Design Patents: Future of Damages After Apple v. Samsung

Design Patents: Future of Damages After Apple v. Samsung

Design Patents: Future of Damages After Apple v. Samsung

In its recent opinion, the U.S. Supreme Court answered this question posed by Samsung: “Where a design patent is applied to only a component of a product, should an award of infringer’s profits be limited to those profits attributable to the component?” The reply of the unanimous court, in an opinion written by Judge Sotomayor: “The term ‘article of manufacture’ is broad enough to embrace both a product sold to a consumer and a component of that product, whether sold separately or not.” That answer rejects the Federal Circuit’s longstanding interpretation of Section 289.
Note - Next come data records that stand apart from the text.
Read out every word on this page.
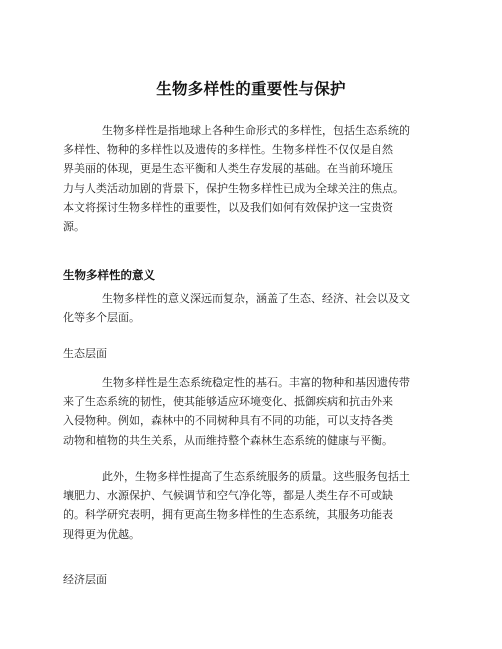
生物多样性的重要性与保护
生物多样性是指地球上各种生命形式的多样性，包括生态系统的
多样性、物种的多样性以及遗传的多样性。生物多样性不仅仅是自然
界美丽的体现，更是生态平衡和人类生存发展的基础。在当前环境压
力与人类活动加剧的背景下，保护生物多样性已成为全球关注的焦点。
本文将探讨生物多样性的重要性，以及我们如何有效保护这一宝贵资
源。
生物多样性的意义
生物多样性的意义深远而复杂，涵盖了生态、经济、社会以及文
化等多个层面。
生态层面
生物多样性是生态系统稳定性的基石。丰富的物种和基因遗传带
来了生态系统的韧性，使其能够适应环境变化、抵御疾病和抗击外来
入侵物种。例如，森林中的不同树种具有不同的功能，可以支持各类
动物和植物的共生关系，从而维持整个森林生态系统的健康与平衡。
此外，生物多样性提高了生态系统服务的质量。这些服务包括土
壤肥力、水源保护、气候调节和空气净化等，都是人类生存不可或缺
的。科学研究表明，拥有更高生物多样性的生态系统，其服务功能表
现得更为优越。
经济层面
However, experts say the Supreme Court’s opinion raises many more questions. The Federal Circuit must now create a test that will allow a jury to determine whether the “article of manufacture” covered by a design patent is the entire product or a component, and what that component is. For now, it is not clear whether the patent owner or the defendant bears the burden of proof. Then, it will be up to a judge to apportion to the component some part of the infringer’s entire profits on the product. Our panel — a design patent litigator, a damages expert, and a law professor specializing in patent damages — will discuss how the law of design patent damages might evolve, and see what the options might mean applied to cases currently being litigated, such as Apple v. Samsung and Nordock v. Systems.

Speakers:

  • Prof. Thomas Cotter, University of Minnesota Law School
  • Dawn Hall, FTI Consulting
  • Richard Stockton, Banner & Witcoff, Ltd.